Personal information
- Date of birth: July 31, 1989 (age 35)
- Place of birth: Mechanicsburg, Pennsylvania, United States
- Height: 5 ft 11 in (1.80 m)
- Position(s): Attacking Midfielder Forward

Youth career
- 2007–2010: Seton Hall Pirates

Senior career*
- Years: Team / Apps / (Gls)
- 2010: New York Red Bull NPSL
- 2011–?: Harrisburg City Islanders / 41 / (11)

= Andrew Welker =

American soccer player

Andrew Welker (born July 31, 1989) is an American soccer player who played for Harrisburg City Islanders in the USL Professional Division.

==Career==

===College===
Welker attended Cumberland Valley High School, was part of the Eastern Pennsylvania olympic development program, and played four years of college soccer at Seton Hall University.

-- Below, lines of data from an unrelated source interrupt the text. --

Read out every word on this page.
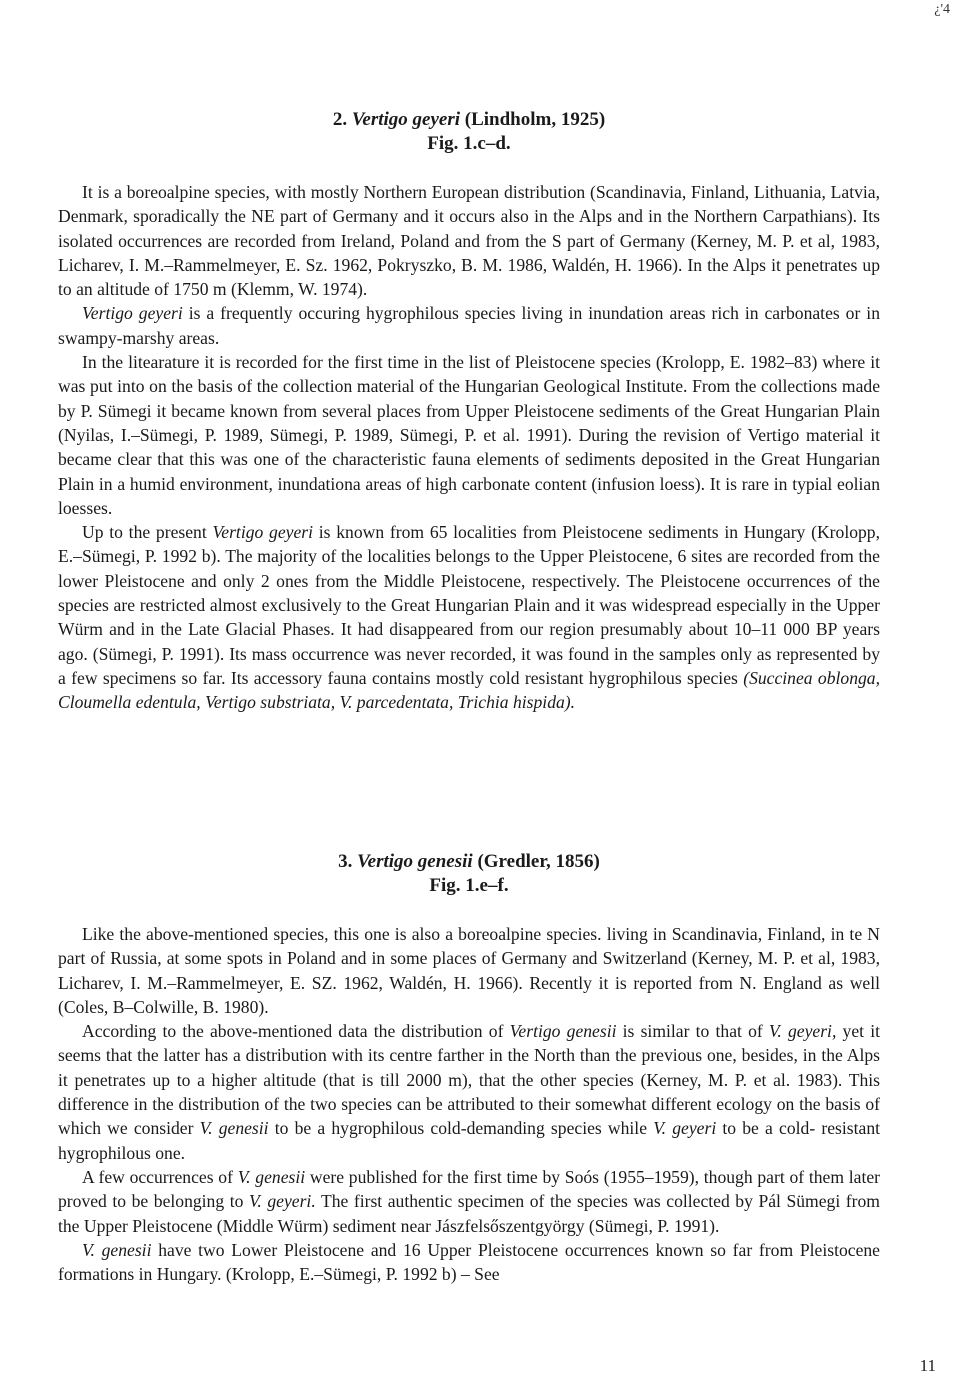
¿'4
2. Vertigo geyeri (Lindholm, 1925)
Fig. 1.c–d.

It is a boreoalpine species, with mostly Northern European distribution (Scandinavia, Finland, Lithuania, Latvia, Denmark, sporadically the NE part of Germany and it occurs also in the Alps and in the Northern Carpathians). Its isolated occurrences are recorded from Ireland, Poland and from the S part of Germany (Kerney, M. P. et al, 1983, Licharev, I. M.–Rammelmeyer, E. Sz. 1962, Pokryszko, B. M. 1986, Waldén, H. 1966). In the Alps it penetrates up to an altitude of 1750 m (Klemm, W. 1974).

Vertigo geyeri is a frequently occuring hygrophilous species living in inundation areas rich in carbonates or in swampy-marshy areas.

In the litearature it is recorded for the first time in the list of Pleistocene species (Krolopp, E. 1982–83) where it was put into on the basis of the collection material of the Hungarian Geological Institute. From the collections made by P. Sümegi it became known from several places from Upper Pleistocene sediments of the Great Hungarian Plain (Nyilas, I.–Sümegi, P. 1989, Sümegi, P. 1989, Sümegi, P. et al. 1991). During the revision of Vertigo material it became clear that this was one of the characteristic fauna elements of sediments deposited in the Great Hungarian Plain in a humid environment, inundationa areas of high carbonate content (infusion loess). It is rare in typial eolian loesses.

Up to the present Vertigo geyeri is known from 65 localities from Pleistocene sediments in Hungary (Krolopp, E.–Sümegi, P. 1992 b). The majority of the localities belongs to the Upper Pleistocene, 6 sites are recorded from the lower Pleistocene and only 2 ones from the Middle Pleistocene, respectively. The Pleistocene occurrences of the species are restricted almost exclusively to the Great Hungarian Plain and it was widespread especially in the Upper Würm and in the Late Glacial Phases. It had disappeared from our region presumably about 10–11 000 BP years ago. (Sümegi, P. 1991). Its mass occurrence was never recorded, it was found in the samples only as represented by a few specimens so far. Its accessory fauna contains mostly cold resistant hygrophilous species (Succinea oblonga, Cloumella edentula, Vertigo substriata, V. parcedentata, Trichia hispida).

3. Vertigo genesii (Gredler, 1856)
Fig. 1.e–f.

Like the above-mentioned species, this one is also a boreoalpine species. living in Scandinavia, Finland, in te N part of Russia, at some spots in Poland and in some places of Germany and Switzerland (Kerney, M. P. et al, 1983, Licharev, I. M.–Rammelmeyer, E. SZ. 1962, Waldén, H. 1966). Recently it is reported from N. England as well (Coles, B–Colwille, B. 1980).

According to the above-mentioned data the distribution of Vertigo genesii is similar to that of V. geyeri, yet it seems that the latter has a distribution with its centre farther in the North than the previous one, besides, in the Alps it penetrates up to a higher altitude (that is till 2000 m), that the other species (Kerney, M. P. et al. 1983). This difference in the distribution of the two species can be attributed to their somewhat different ecology on the basis of which we consider V. genesii to be a hygrophilous cold-demanding species while V. geyeri to be a cold- resistant hygrophilous one.

A few occurrences of V. genesii were published for the first time by Soós (1955–1959), though part of them later proved to be belonging to V. geyeri. The first authentic specimen of the species was collected by Pál Sümegi from the Upper Pleistocene (Middle Würm) sediment near Jászfelsőszentgyörgy (Sümegi, P. 1991).

V. genesii have two Lower Pleistocene and 16 Upper Pleistocene occurrences known so far from Pleistocene formations in Hungary. (Krolopp, E.–Sümegi, P. 1992 b) – See

11
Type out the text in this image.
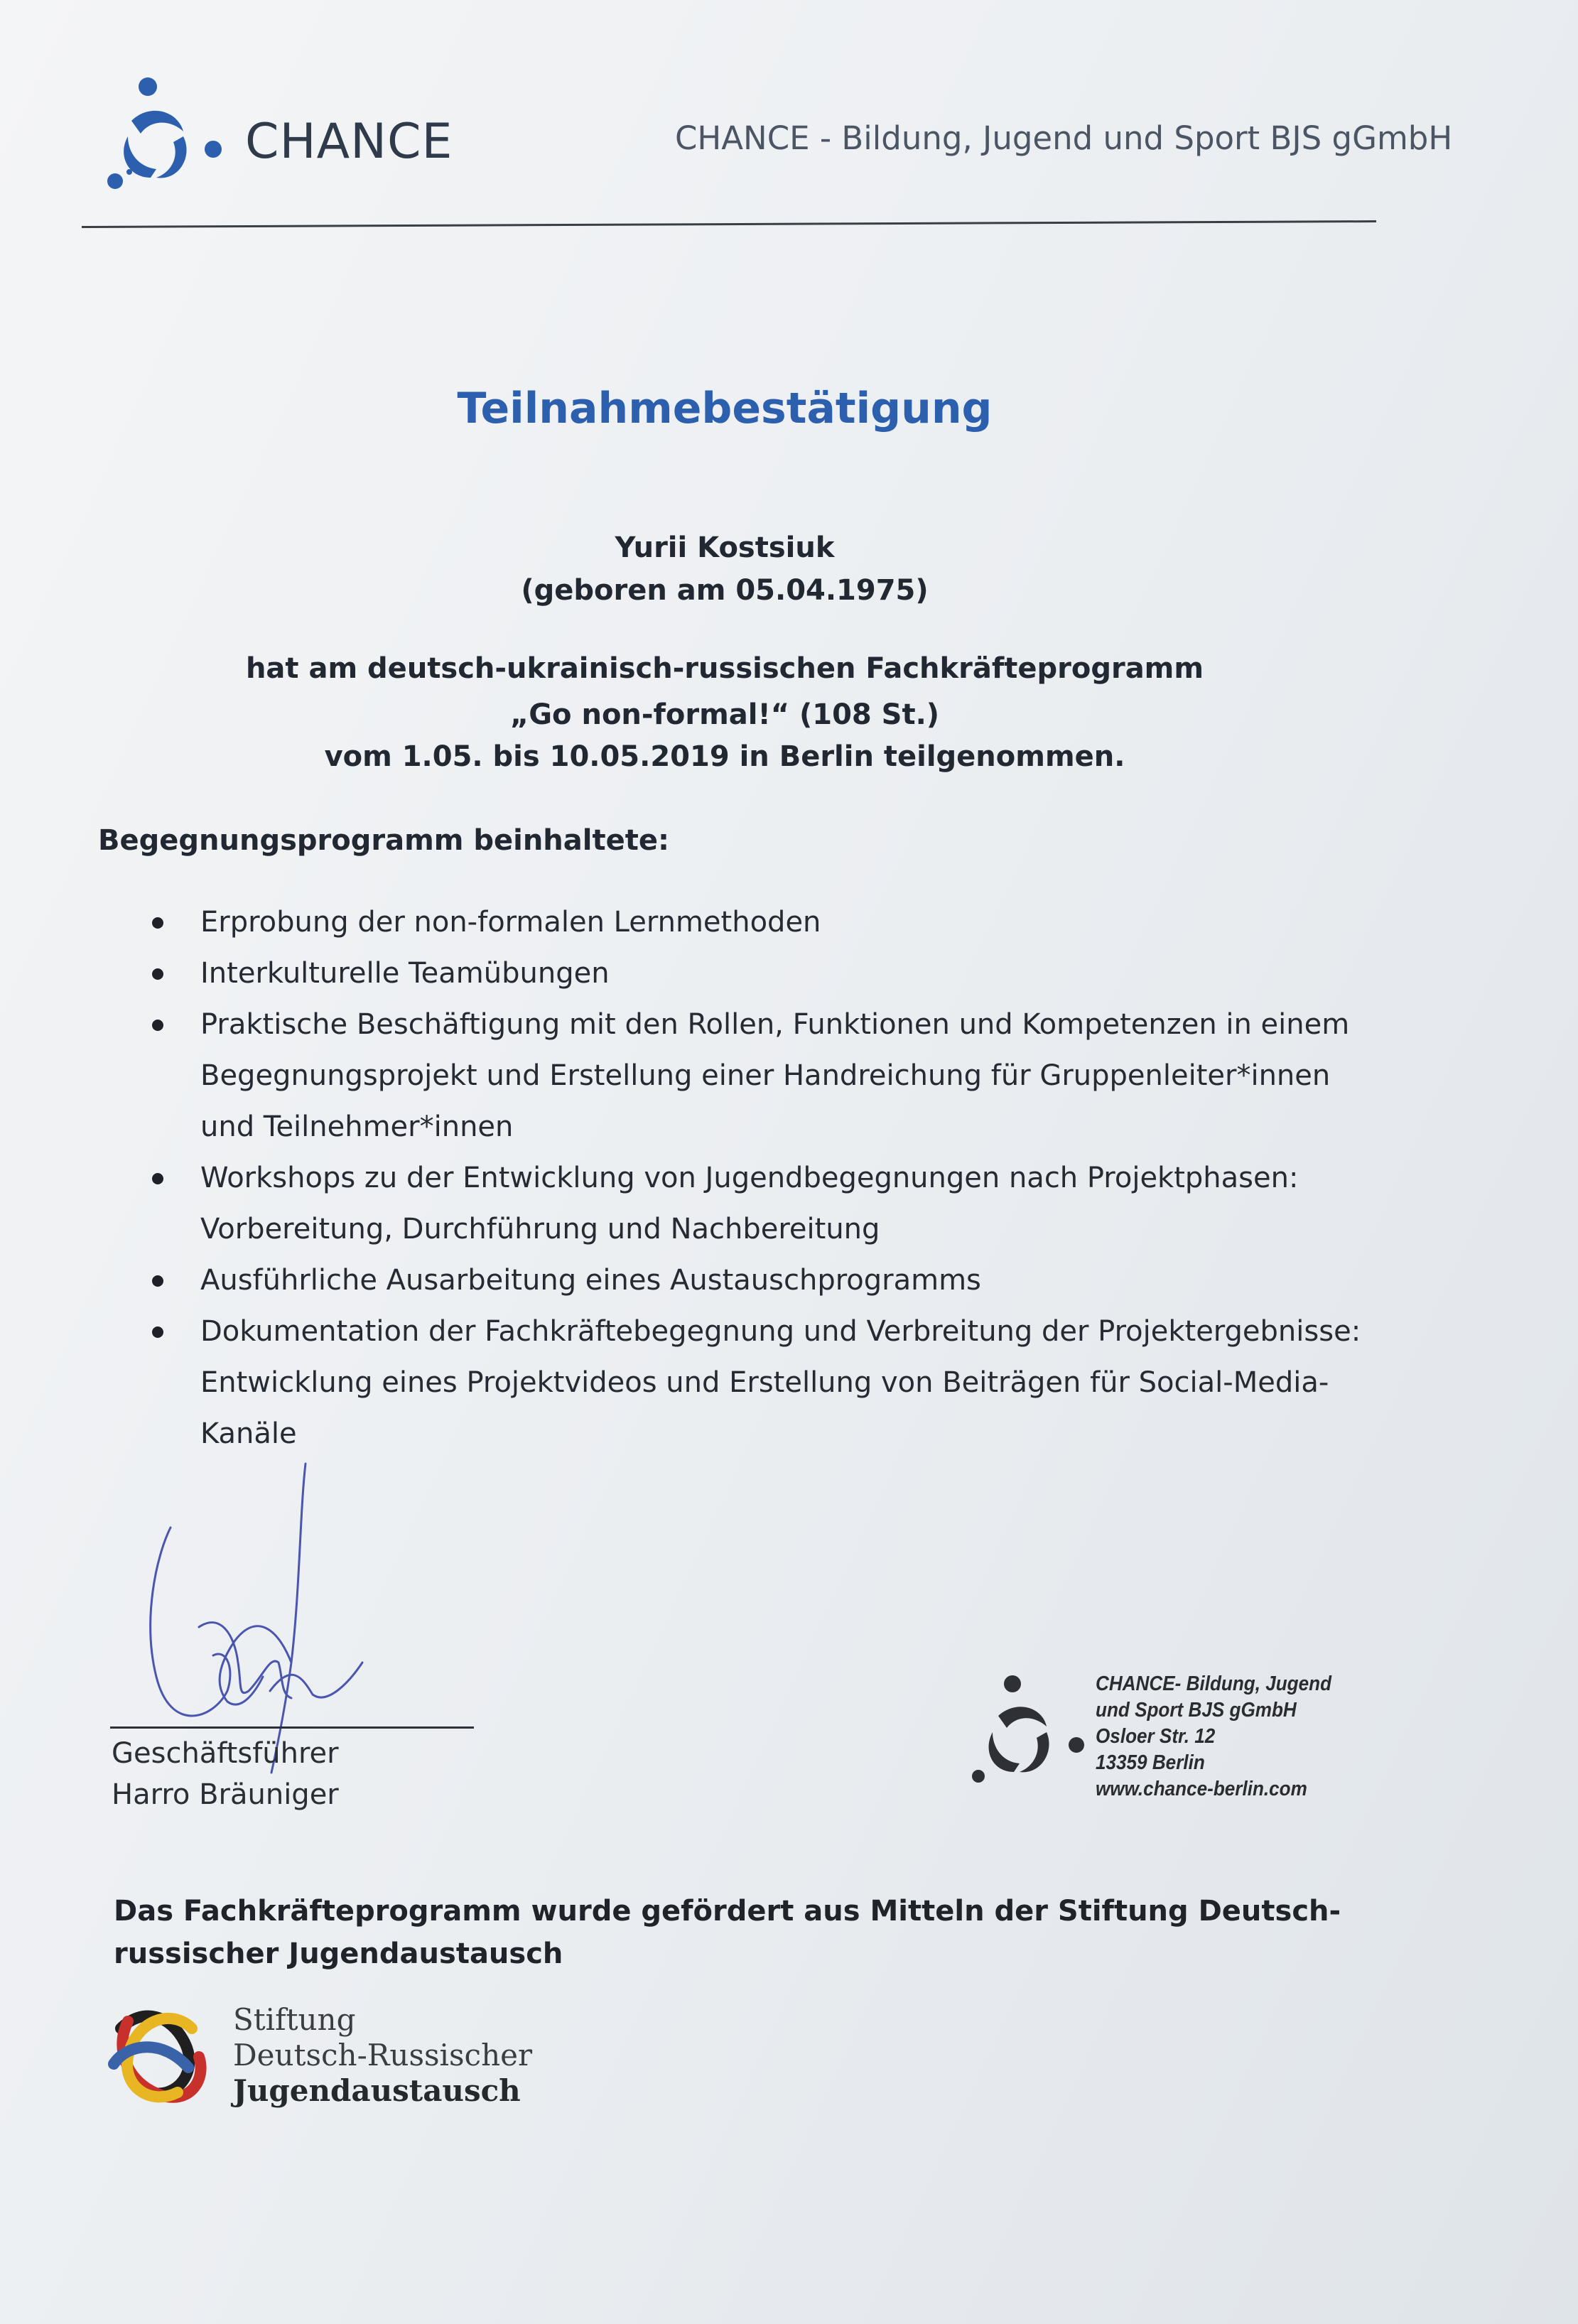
CHANCE	CHANCE - Bildung, Jugend und Sport BJS gGmbH
Teilnahmebestätigung
Yurii Kostsiuk
(geboren am 05.04.1975)
hat am deutsch-ukrainisch-russischen Fachkräfteprogramm
„Go non-formal!“ (108 St.)
vom 1.05. bis 10.05.2019 in Berlin teilgenommen.
Begegnungsprogramm beinhaltete:
Erprobung der non-formalen Lernmethoden
Interkulturelle Teamübungen
Praktische Beschäftigung mit den Rollen, Funktionen und Kompetenzen in einem Begegnungsprojekt und Erstellung einer Handreichung für Gruppenleiter*innen und Teilnehmer*innen
Workshops zu der Entwicklung von Jugendbegegnungen nach Projektphasen: Vorbereitung, Durchführung und Nachbereitung
Ausführliche Ausarbeitung eines Austauschprogramms
Dokumentation der Fachkräftebegegnung und Verbreitung der Projektergebnisse: Entwicklung eines Projektvideos und Erstellung von Beiträgen für Social-Media-Kanäle
Geschäftsführer
Harro Bräuniger
CHANCE- Bildung, Jugend
und Sport BJS gGmbH
Osloer Str. 12
13359 Berlin
www.chance-berlin.com
Das Fachkräfteprogramm wurde gefördert aus Mitteln der Stiftung Deutsch-russischer Jugendaustausch
Stiftung
Deutsch-Russischer
Jugendaustausch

He appeared in 64 games in his career for the Pirates, totaling 15 goals and 36 points. He was a Third Team All-BIG EAST and All-District First Team selection as a junior in 2009.

===Professional===
After trialing with Major League Soccer's Philadelphia Union in the 2011 MLS preseason. Welker turned professional in 2011 when he signed with Harrisburg City Islanders of the USL Professional Division. He made his professional debut on May 7, 2011, as a substitute in a 1–1 tie with FC New York. Welker was named the USL PRO Player of the Week for Week 16 of the 2011 season after he had a hat trick to lead his side to a 5–1 victory against FC New York on July 20, 2011. Welker has also played games for the Philadelphia Union in the 2011 MLS Reserve Division.